1. Preferências entre
filhos. No segundo
trimestre de 2023, estudamos o tema “Relacionamentos em Família — Superando
Desafios e Problemas com Exemplos da Palavra de Deus”, revista comentada pelo
pastor Elienai Cabral. Na segunda lição daquele trimestre, foi estudado o tema
“A Predileção dos Pais por um dos Filhos”. Em um dos tópicos da lição, o
comentarista destacou que “é uma tragédia moral e espiritual quando os pais
preferem um dos filhos em detrimento dos demais. Estes são herança do Senhor
(Sl 127.3), e Deus concedeu esse privilégio para que os pais sejam bênção na
vida de seus filhos”.
A
Bíblia apresenta diversos exemplos dos prejuízos causados pelo favoritismo
dentro do ambiente familiar. Isaque amava mais a Esaú, enquanto Rebeca
demonstrava preferência por Jacó (Gn 25.28). Essa inclinação contribuiu para
rivalidades, enganos e conflitos que trouxeram sérias consequências àquela
família (Gn 27.1-45). Posteriormente, Jacó também demonstrou predileção por
José entre os seus filhos, despertando inveja e ódio nos demais irmãos (Gn
37.3,4).
Os
pais não devem agir com parcialidade entre os filhos, pois o favoritismo
compromete os relacionamentos familiares, produz insegurança emocional e pode
gerar conflitos duradouros.

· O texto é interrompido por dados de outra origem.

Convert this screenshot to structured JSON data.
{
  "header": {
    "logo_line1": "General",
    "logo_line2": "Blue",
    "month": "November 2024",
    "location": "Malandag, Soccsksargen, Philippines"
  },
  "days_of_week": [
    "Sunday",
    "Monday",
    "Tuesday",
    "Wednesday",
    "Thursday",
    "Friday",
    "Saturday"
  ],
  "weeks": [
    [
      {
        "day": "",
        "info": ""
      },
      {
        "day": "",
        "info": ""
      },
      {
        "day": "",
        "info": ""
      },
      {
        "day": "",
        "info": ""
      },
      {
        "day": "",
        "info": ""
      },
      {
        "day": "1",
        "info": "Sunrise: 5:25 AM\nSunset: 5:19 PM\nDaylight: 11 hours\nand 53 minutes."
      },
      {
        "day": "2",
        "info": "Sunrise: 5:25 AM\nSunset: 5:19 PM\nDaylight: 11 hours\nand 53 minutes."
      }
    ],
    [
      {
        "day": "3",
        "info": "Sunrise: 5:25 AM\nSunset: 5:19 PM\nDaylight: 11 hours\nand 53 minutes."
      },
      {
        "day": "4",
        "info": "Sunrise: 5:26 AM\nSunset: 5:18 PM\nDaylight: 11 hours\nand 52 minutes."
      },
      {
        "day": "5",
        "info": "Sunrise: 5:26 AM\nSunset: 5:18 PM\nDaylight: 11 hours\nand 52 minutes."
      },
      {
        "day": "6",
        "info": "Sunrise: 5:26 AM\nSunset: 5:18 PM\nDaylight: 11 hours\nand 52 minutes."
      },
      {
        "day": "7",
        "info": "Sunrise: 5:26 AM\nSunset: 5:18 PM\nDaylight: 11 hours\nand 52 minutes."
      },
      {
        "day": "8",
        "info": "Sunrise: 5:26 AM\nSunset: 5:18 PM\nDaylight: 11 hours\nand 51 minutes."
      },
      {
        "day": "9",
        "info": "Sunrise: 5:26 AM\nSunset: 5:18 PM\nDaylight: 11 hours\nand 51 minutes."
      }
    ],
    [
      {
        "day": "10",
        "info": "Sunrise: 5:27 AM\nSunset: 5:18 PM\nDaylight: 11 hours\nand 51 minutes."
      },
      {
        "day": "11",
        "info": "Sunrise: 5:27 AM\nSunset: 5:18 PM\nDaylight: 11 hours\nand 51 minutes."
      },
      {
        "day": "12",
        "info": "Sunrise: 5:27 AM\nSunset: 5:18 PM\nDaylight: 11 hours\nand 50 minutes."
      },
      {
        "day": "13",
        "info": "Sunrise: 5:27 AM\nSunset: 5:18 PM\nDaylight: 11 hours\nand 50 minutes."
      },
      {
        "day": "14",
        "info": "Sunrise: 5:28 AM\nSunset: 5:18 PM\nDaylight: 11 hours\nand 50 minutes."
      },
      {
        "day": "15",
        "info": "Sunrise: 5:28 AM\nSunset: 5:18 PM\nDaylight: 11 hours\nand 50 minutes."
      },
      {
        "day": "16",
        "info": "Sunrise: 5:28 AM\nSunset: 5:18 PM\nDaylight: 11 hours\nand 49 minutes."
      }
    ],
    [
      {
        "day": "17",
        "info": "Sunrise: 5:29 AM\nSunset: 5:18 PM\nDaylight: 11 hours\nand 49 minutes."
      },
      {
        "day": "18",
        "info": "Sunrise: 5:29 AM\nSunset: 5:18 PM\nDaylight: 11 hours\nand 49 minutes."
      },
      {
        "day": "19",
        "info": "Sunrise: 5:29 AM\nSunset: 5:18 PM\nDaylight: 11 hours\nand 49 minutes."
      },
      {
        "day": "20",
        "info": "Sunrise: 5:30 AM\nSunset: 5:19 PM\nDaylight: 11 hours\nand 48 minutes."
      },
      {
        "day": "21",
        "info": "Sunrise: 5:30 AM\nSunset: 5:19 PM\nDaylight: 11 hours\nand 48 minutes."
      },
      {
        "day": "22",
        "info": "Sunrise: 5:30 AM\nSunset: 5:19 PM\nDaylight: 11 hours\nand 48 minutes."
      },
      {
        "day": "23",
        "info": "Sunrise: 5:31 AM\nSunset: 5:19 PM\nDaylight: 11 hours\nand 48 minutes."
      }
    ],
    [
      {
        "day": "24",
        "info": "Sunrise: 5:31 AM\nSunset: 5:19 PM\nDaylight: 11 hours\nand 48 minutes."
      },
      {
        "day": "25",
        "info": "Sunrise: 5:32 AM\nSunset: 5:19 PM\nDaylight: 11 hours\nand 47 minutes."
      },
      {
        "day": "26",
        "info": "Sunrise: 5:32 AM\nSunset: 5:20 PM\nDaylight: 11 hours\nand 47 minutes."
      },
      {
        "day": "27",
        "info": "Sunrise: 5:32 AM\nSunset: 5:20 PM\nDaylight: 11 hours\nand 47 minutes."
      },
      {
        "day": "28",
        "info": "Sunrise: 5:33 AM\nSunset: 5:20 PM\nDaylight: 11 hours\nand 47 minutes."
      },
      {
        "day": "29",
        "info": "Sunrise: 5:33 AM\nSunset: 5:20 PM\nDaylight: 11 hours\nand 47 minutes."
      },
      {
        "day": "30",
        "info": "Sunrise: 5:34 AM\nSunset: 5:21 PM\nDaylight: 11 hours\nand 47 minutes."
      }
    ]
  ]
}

Decisões motivadas pela preferência pessoal,
precipitação ou engano tendem a trazer graves consequências para toda a
família.
Não
há nada de errado nas diferenças naturais existentes entre os filhos. Esaú e
Jacó, por exemplo, eram distintos tanto na aparência quanto no temperamento,
nas habilidades e no comportamento. Esaú era cabeludo, enquanto Jacó tinha a
pele lisa (Gn 25.25-27). Esaú possuía um temperamento mais impulsivo e
tornou-se um hábil caçador; Jacó, por sua vez, era mais tranquilo e preferia
permanecer entre as tendas, cuidando dos rebanhos.
Assim
também ocorre nas famílias atuais. Embora os filhos sejam criados pelos mesmos
pais e compartilhem características genéticas e comportamentais semelhantes,
cada um possui personalidade, temperamento e habilidades próprias. Cabe aos
pais ouvir, observar e compreender as particularidades de cada filho,
oferecendo amor, cuidado, disciplina e proteção de maneira equilibrada e justa
(Ef 6.4; Cl 3.21).
O
que não pode existir no ambiente familiar é o favoritismo, acompanhado de
privilégios concedidos a um filho em detrimento dos demais. É compreensível que
os pais tenham maior afinidade com os filhos mais obedientes e que lhes causem
menos preocupação. Entretanto, isso não deve resultar em demonstrações de
preferência, nem em atitudes de desprezo para com os outros filhos.
A
história bíblica e a experiência humana demonstram que a predileção dentro do
lar pode produzir feridas emocionais profundas. Por isso, os pais cristãos
devem buscar sabedoria divina para tratar os filhos com amor, equilíbrio e
imparcialidade, refletindo o caráter justo e amoroso de Deus no contexto
familiar e contribuindo para a formação emocional e espiritual saudável de seus
filhos.
2.
O valor da primogenitura. O comentarista aborda o valor da primogenitura à luz da Lei Mosaica.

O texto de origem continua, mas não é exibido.